Article number: 76069

Abstract

Ion mobility mass spectrometry (IM-MS) allows separation of native protein ions into "conformational families". Increasing the IM resolving power should allow finer structural information to be obtained and can be achieved by increasing the length of the IM separator. This, however, increases the time that protein ions spend in the gas phase and previous experiments have shown that the initial conformations of small proteins can be lost within tens of milliseconds. Here, we report on investigations of protein ion stability using a multipass traveling wave (TW) cyclic IM (cIM) device. Using this device, minimal structural changes were observed for Cytochrome C after hundreds of milliseconds, while no changes were observed for a larger multimeric complex (Concanavalin A). The geometry of the instrument (Q-cIM-ToF) also enables complex tandem IM experiments to be performed, which were used to obtain more detailed collision-induced unfolding pathways for Cytochrome C. The instrument geometry provides unique capabilities with the potential to expand the field of protein analysis via IM-MS.

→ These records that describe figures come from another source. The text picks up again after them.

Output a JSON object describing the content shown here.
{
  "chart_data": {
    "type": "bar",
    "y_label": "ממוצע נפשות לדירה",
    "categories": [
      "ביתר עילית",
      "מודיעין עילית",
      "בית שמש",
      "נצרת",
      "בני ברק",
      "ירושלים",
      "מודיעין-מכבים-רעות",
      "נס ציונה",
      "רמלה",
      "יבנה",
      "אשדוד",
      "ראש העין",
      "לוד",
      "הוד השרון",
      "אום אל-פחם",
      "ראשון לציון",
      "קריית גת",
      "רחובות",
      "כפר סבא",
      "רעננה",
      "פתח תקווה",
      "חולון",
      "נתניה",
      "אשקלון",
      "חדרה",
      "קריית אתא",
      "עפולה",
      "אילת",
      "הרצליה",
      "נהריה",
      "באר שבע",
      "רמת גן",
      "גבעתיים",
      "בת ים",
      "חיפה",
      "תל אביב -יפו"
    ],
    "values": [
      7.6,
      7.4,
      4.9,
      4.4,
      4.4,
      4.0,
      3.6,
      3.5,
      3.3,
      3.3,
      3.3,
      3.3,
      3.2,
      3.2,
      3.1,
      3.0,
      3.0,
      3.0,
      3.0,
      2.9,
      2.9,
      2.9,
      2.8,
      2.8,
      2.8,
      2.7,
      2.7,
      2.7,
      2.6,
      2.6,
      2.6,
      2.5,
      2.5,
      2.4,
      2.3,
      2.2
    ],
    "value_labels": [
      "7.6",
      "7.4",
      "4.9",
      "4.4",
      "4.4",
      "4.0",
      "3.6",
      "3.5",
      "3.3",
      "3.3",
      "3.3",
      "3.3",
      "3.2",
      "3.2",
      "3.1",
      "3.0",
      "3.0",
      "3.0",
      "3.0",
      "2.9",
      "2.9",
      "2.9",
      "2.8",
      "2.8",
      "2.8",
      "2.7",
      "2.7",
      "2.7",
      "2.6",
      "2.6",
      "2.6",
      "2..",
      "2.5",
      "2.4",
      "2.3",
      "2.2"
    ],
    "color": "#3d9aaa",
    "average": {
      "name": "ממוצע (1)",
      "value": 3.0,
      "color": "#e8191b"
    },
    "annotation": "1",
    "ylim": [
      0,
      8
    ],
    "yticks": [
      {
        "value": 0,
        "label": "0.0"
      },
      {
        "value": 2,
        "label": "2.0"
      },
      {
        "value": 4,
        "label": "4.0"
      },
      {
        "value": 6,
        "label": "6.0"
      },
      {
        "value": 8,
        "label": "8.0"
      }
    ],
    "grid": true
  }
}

Anal Chem. 2019 Jun 5. doi: 10.1021/acs.analchem.8b05641. [Epub ahead of print]
Eldrid C(1), Ujma J(2), Kalfas S(1), Tomczyk N(1), Giles K(2), Morris M(2), Thalassinos K(1,3)
1 - Institute of Structural and Molecular Biology, Division of Biosciences , University College London , London , WC1E 6BT , United Kingdom.
2 - Waters Corporation , Wilmslow , SK9 4AX , United Kingdom.
3 - Institute of Structural and Molecular Biology, Birkbeck College , University of London , London , WC1E 7HX , United Kingdom.